Le débat d’entrée en matière n’a guère réservé de surprise. Tous les partis, à l’exception de l’UDC, l’ont prônée, au nom de l’importance systémique que les médias jouent dans le cadre d’une démocratie directe comme celle que connaît la Suisse. Mais le Sénat a tenu à soutenir avant tout la presse régionale et locale. «La concentration des médias est l’ennemie de la pluralité des opinions», a souligné Stefan Engler (Groupe du centre/GR). Ce sont ces quotidiens qui assurent la diversité de la presse et ceux qu’il faut aider à gérer leur mue, de manière à ce qu’ils puissent affronter les défis de la révolution numérique.

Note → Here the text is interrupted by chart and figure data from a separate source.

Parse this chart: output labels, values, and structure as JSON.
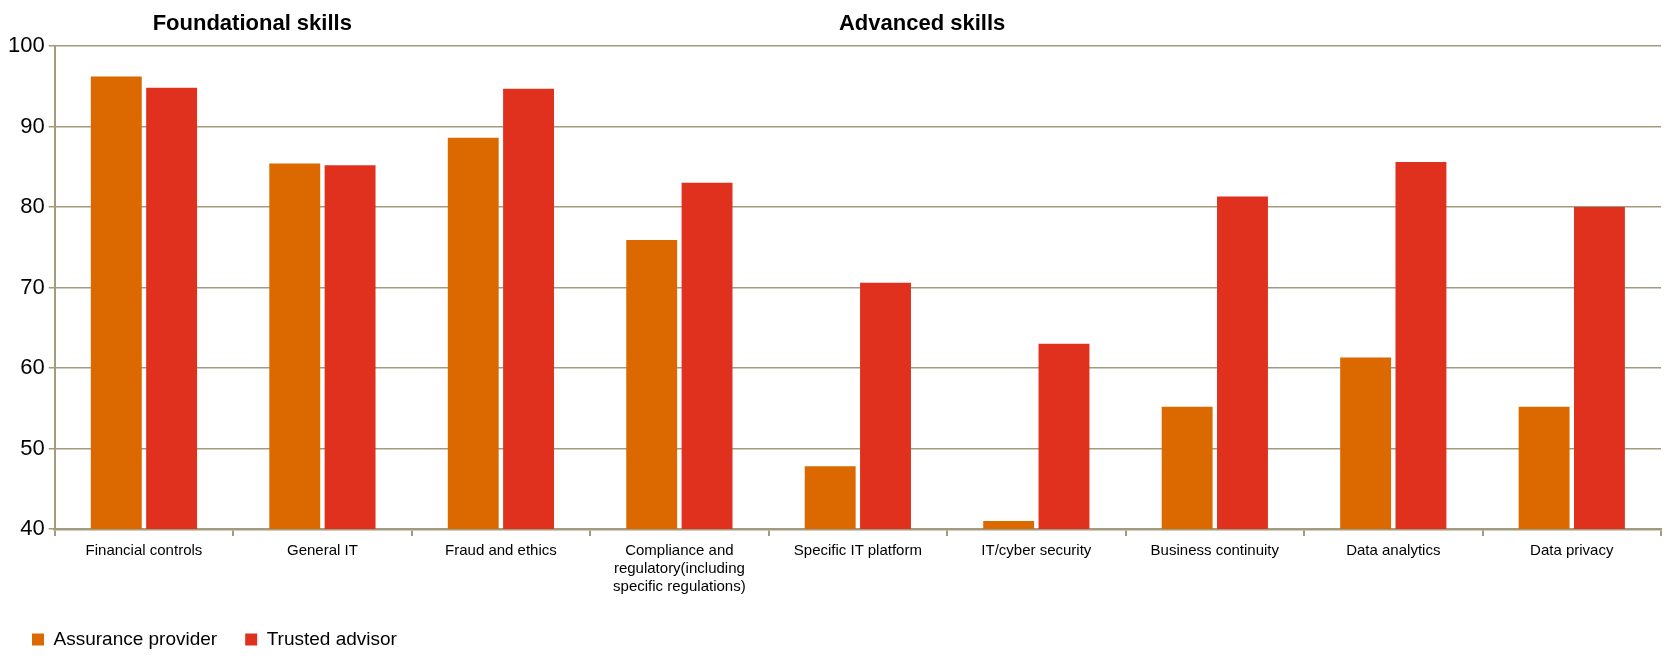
{
  "chart_data": {
    "type": "bar",
    "annotations": [
      "Foundational skills",
      "Advanced skills"
    ],
    "categories": [
      "Financial controls",
      "General IT",
      "Fraud and ethics",
      "Compliance and regulatory(including specific regulations)",
      "Specific IT platform",
      "IT/cyber security",
      "Business continuity",
      "Data analytics",
      "Data privacy"
    ],
    "series": [
      {
        "name": "Assurance provider",
        "color": "#dc6900",
        "values": [
          96.2,
          85.4,
          88.6,
          75.9,
          47.8,
          41.0,
          55.2,
          61.3,
          55.2
        ]
      },
      {
        "name": "Trusted advisor",
        "color": "#e0301e",
        "values": [
          94.8,
          85.2,
          94.7,
          83.0,
          70.6,
          63.0,
          81.3,
          85.6,
          80.0
        ]
      }
    ],
    "ylim": [
      40,
      100
    ],
    "yticks": [
      40,
      50,
      60,
      70,
      80,
      90,
      100
    ],
    "grid": "y",
    "legend": "bottom left"
  }
}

Seule l’UDC a combattu l’entrée en matière pour des raisons ayant moins trait à l’aide des médias qu’à la politique financière. «Nous allons devoir affronter cette année un déficit oscillant entre 30 et 50 milliards de francs au budget de la Confédération», a rappelé Hansjörg Knecht (UDC/AG). «Dans ce contexte, il n’est pas responsable de créer de nouvelles dépenses», a-t-il ajouté, remettant en cause l’aide de 30 millions prévue pour les médias payants en ligne, mais aussi un montant de 40 millions destiné à couvrir les frais de la distribution matinale des journaux.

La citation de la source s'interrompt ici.